As they are indeed confronted to an aequal -or nearly aequal, because that matter is somewhat complex, even with 19th century organs-  temperament, those stops are better used with the reeds: in this design here, we have actually a "backbone" chorus 16-8-4-2 2/3'- 2' - 1 3/5'- 1 1/3'- ' plus
the reeds 16-8-4, split over Manuals I and II; alternatively, the tierce rank is softly voiced in soft Mixtures (Harmonia aetherea), to which they impart a "goldene" tone, very marked in Walcker organs, at Riga for example.

Best wishes,

Pierre

David Pinnegar

Dear Pierre

http://www.organmatters.com/index.php/topic,1110.msg4850/topicseen.html#msg4850 is an instrument in England reputedly good with a clearly British 8 4 2 structure . . . channelling British organists along the lines you've been steering away from . . . 

Best wishes

David P

Pierre Lauwers

Interestingly, this Fifteenth is extended from a 16'-8' Salicional !
To note also the Rauschpfeife ("Rauschquint") but on the second manual.

Best wishes,

Pierre

Bruise in the Muttastery

Greetings,
This is my second post to OrganMatters and I'm very excited to find this topic.   I love small organs and am an admitted stoplist hound!

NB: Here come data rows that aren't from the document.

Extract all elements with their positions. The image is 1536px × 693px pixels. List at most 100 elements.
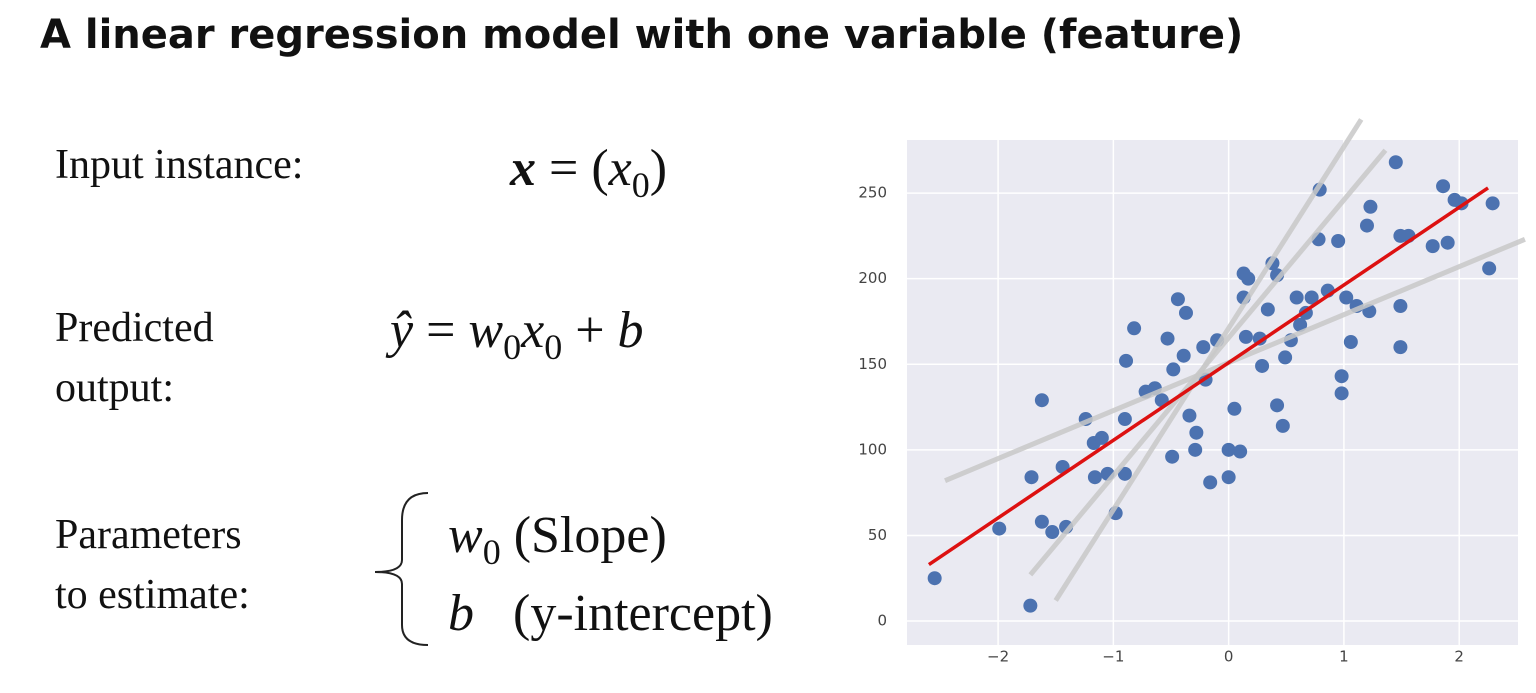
point	[1117, 466, 1132, 481]
formula-token: x	[521, 302, 545, 359]
formula: x = (x0)	[510, 138, 667, 216]
formula-token: 0	[503, 327, 522, 367]
point	[1270, 398, 1285, 413]
point	[1339, 290, 1354, 305]
formula-token: +	[562, 302, 618, 359]
label-line: output:	[55, 365, 175, 411]
point	[1233, 444, 1248, 459]
point	[1170, 292, 1185, 307]
slide-title: A linear regression model with one varia…	[40, 12, 1244, 58]
point	[1260, 302, 1275, 317]
point	[1196, 340, 1211, 355]
formula-token: b	[448, 585, 474, 642]
formula-token: x	[510, 140, 536, 197]
point	[1117, 412, 1132, 427]
y-tick-label: 150	[858, 355, 887, 373]
formula-token: 0	[544, 327, 563, 367]
point	[1388, 155, 1403, 170]
point	[1189, 425, 1204, 440]
formula-token: (Slope)	[500, 507, 667, 564]
plot-background	[907, 140, 1518, 645]
formula-token: =	[413, 302, 469, 359]
point	[1440, 235, 1455, 250]
fit-line	[927, 186, 1490, 566]
formula-line: x = (x0)	[510, 138, 667, 216]
formula-line: w0 (Slope)	[448, 505, 773, 583]
row-label: Predicted output:	[55, 298, 214, 418]
x-tick-label: 0	[1224, 648, 1234, 666]
x-tick-label: 1	[1339, 648, 1349, 666]
y-tick-label: 50	[868, 526, 887, 544]
point	[1166, 362, 1181, 377]
point	[1045, 525, 1060, 540]
formula-token: )	[649, 140, 668, 197]
point	[1165, 449, 1180, 464]
point	[1255, 358, 1270, 373]
y-tick-label: 200	[858, 269, 887, 287]
y-tick-label: 0	[877, 612, 887, 630]
label-line: Predicted	[55, 305, 214, 351]
point	[1127, 321, 1142, 336]
point	[1160, 331, 1175, 346]
x-tick-label: −1	[1102, 648, 1124, 666]
point	[1087, 470, 1102, 485]
point	[1482, 261, 1497, 276]
point	[1188, 442, 1203, 457]
point	[1393, 340, 1408, 355]
point	[1393, 299, 1408, 314]
y-tick-label: 100	[858, 440, 887, 458]
point	[1334, 369, 1349, 384]
point	[1293, 317, 1308, 332]
point	[1023, 598, 1038, 613]
point	[1304, 290, 1319, 305]
label-line: Parameters	[55, 512, 242, 558]
formula-token: w	[448, 507, 483, 564]
label-line: Input instance:	[55, 142, 304, 188]
formula-token: (y-intercept)	[474, 585, 773, 642]
point	[1289, 290, 1304, 305]
formula-token: x	[608, 140, 632, 197]
brace	[374, 492, 429, 646]
point	[1034, 514, 1049, 529]
point	[1203, 475, 1218, 490]
formula-token: 0	[482, 532, 501, 572]
point	[1221, 470, 1236, 485]
formula-token: ŷ	[390, 302, 414, 359]
point	[992, 521, 1007, 536]
point	[1331, 234, 1346, 248]
point	[1221, 442, 1236, 457]
formula-token: w	[468, 302, 504, 359]
point	[1334, 386, 1349, 401]
point	[1094, 430, 1109, 445]
label-line: to estimate:	[55, 572, 250, 618]
row-label: Input instance:	[55, 135, 303, 195]
row-label: Parameters to estimate:	[55, 505, 250, 625]
point	[1119, 353, 1134, 368]
y-tick-label: 250	[858, 184, 887, 202]
point	[927, 571, 942, 586]
point	[1176, 348, 1191, 363]
point	[1182, 408, 1197, 423]
point	[1275, 418, 1290, 433]
formula: ŷ = w0x0 + b	[390, 300, 644, 378]
formula: w0 (Slope) b (y-intercept)	[448, 505, 773, 645]
x-tick-label: 2	[1454, 648, 1464, 666]
point	[1238, 329, 1253, 344]
point	[1178, 305, 1193, 320]
fit-line	[1028, 148, 1388, 577]
point	[1436, 179, 1451, 194]
point	[1425, 239, 1440, 254]
formula-token: b	[617, 302, 644, 359]
point	[1278, 350, 1293, 365]
formula-line: ŷ = w0x0 + b	[390, 300, 644, 378]
point	[1024, 470, 1039, 485]
point	[1227, 401, 1242, 416]
point	[1343, 335, 1358, 349]
point	[1359, 218, 1374, 233]
formula-token: = (	[536, 140, 609, 197]
x-tick-label: −2	[987, 648, 1009, 666]
point	[1485, 196, 1500, 211]
formula-token: 0	[631, 165, 650, 205]
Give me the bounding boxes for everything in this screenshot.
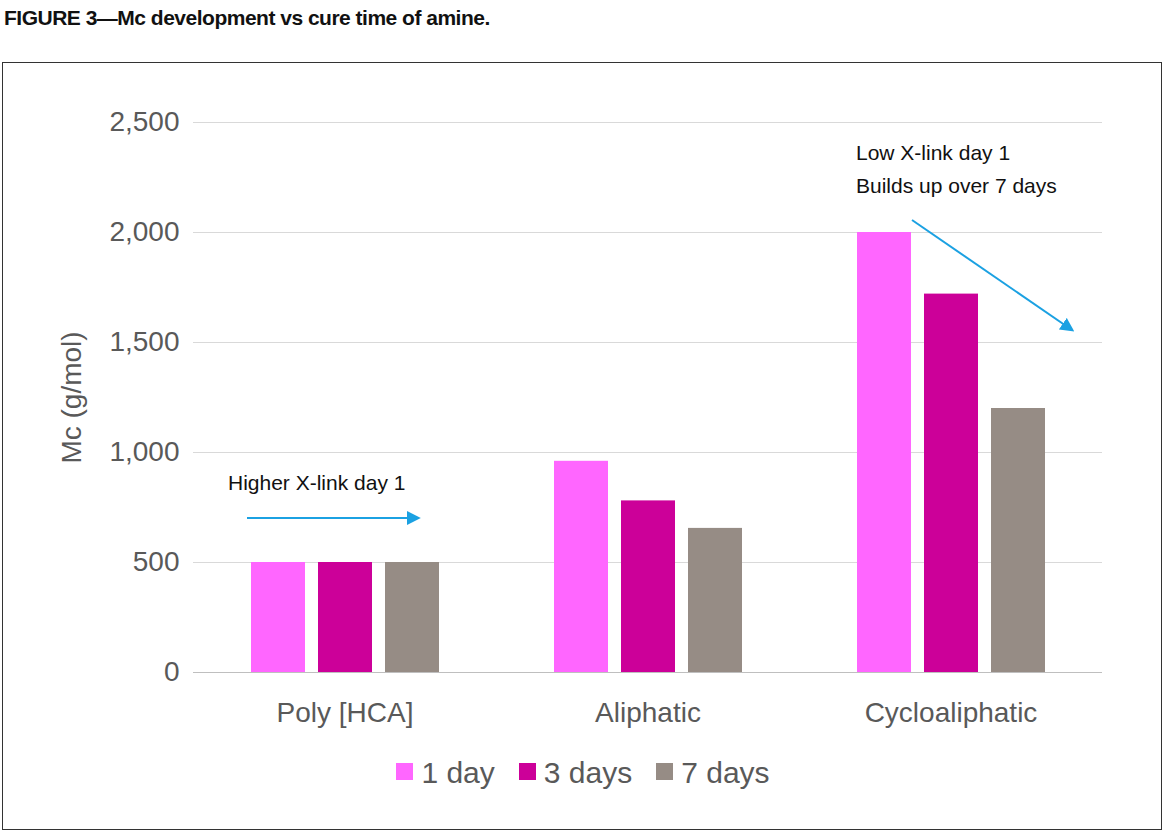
html-text:1 day: 1 day	[421, 756, 495, 789]
svg-text:0: 0	[164, 656, 180, 687]
svg-text:Mc (g/mol): Mc (g/mol)	[56, 331, 87, 463]
svg-text:500: 500	[133, 546, 180, 577]
svg-text:Higher X-link day 1: Higher X-link day 1	[228, 471, 405, 494]
svg-text:Builds up over 7 days: Builds up over 7 days	[856, 174, 1057, 197]
svg-text:1,000: 1,000	[109, 436, 179, 467]
svg-text:2,000: 2,000	[109, 216, 179, 247]
svg-text:1,500: 1,500	[109, 326, 179, 357]
html-text:FIGURE 3—Mc development vs cur: FIGURE 3—Mc development vs cure time of …	[4, 6, 490, 29]
svg-text:Aliphatic: Aliphatic	[595, 697, 701, 728]
html-text:7 days: 7 days	[681, 756, 770, 789]
html-text:3 days: 3 days	[543, 756, 633, 789]
svg-text:2,500: 2,500	[109, 106, 179, 137]
svg-text:Poly [HCA]: Poly [HCA]	[277, 697, 414, 728]
svg-text:Low X-link day 1: Low X-link day 1	[856, 141, 1010, 164]
svg-text:Cycloaliphatic: Cycloaliphatic	[865, 697, 1038, 728]
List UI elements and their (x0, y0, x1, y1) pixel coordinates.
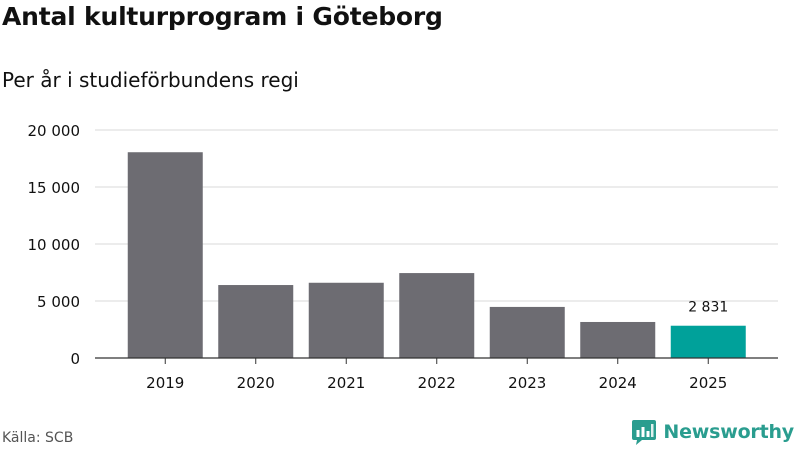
x-tick-label: 2024 (599, 374, 637, 392)
bar-2020 (218, 285, 294, 358)
x-tick-label: 2021 (327, 374, 365, 392)
y-tick-label: 0 (70, 350, 80, 368)
bar-2025 (670, 325, 746, 358)
bar-2019 (127, 152, 203, 358)
bar-2024 (580, 321, 656, 358)
x-tick-label: 2025 (689, 374, 727, 392)
y-tick-label: 20 000 (28, 122, 81, 140)
y-tick-label: 5 000 (37, 293, 80, 311)
y-tick-label: 15 000 (28, 179, 81, 197)
source-note: Källa: SCB (2, 430, 74, 446)
data-label: 2 831 (688, 300, 728, 316)
chart-subtitle: Per år i studieförbundens regi (2, 68, 299, 92)
chart-title: Antal kulturprogram i Göteborg (2, 2, 443, 31)
bar-2022 (399, 273, 475, 358)
brand-name: Newsworthy (663, 421, 794, 443)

For a small instrument I would aim for:

GREAT
Bourdon 16  - wood with chimney from middle c
Open Diapason 8  -  metal in facade
Spitzflote 8
Principal 4
Waldflote 2
Clarinet 8

SWELL
Stopt Flute 8
Salicional 8
Quintadena 8
Violin 4
Harmonic Flute 4
Mixture IV
Oboe 8

PEDAL
Violone 16
Bourdon 16  from Great
Flute 8   open metal
Trombone 16

The organ is 2 manuals and 16 stops, 19 ranks.     I always want to have a 16 Bourdon on the Great which not only gives weight to the chorus, but also provides an additional unison stop (played 8 va) as well as a duplexed Pedal stop.   

To trim this organ down, I would  omit the  Trombone 16, the Mixture and Oboe.

If a three manual instrument is desired I would add:

CHOIR
Dulciana 8
Stopped Diapason 8
Chimney Flute 4
Nazard 2-2/3
Clarinet 8     (replacing the Great Clarinet with a small Trumpet)

bruise in the muttastery
gainesville fl usa

Bruise in the Muttastery

Greetings,
Last night I was pondering my "minimal" stoplist and recalled that  19 stops is not minimal.  For a minimal stoplist, that can play a simple service perhaps:

GREAT:   Open Diapason 8

SWELL:  Salicional 8 tc, Dulciana 8 tc, Stopt Flute 8 tc, Stopt Bass 8

PEDAL: Bourdon 16, Flute 8

COUPLERS:   Swell to Great 4, Great to Pedal, Swell to Pedal

This stoplist would give four unison colours, and with the Swell to Great 4 coupler would give octave pitches to brighten and give a small chorus for hymns.    The reason for the one Swell to Great 4 coupler is to simplify the action, and 8' coupler would be an option.

This could also be done with three manuals by adding

CHOIR:  Gedeckt 8, Tapered Flute 4, Clarinet

I think small organs are a wonderful challenge.

Bruise in the Muttastery

AnOrganCornucopia

Bruise, if you want a real multum-in-parvo job, just look up the Willis at Kilkhampton Methodist - arguably one of the most ingenious little instruments ever constructed!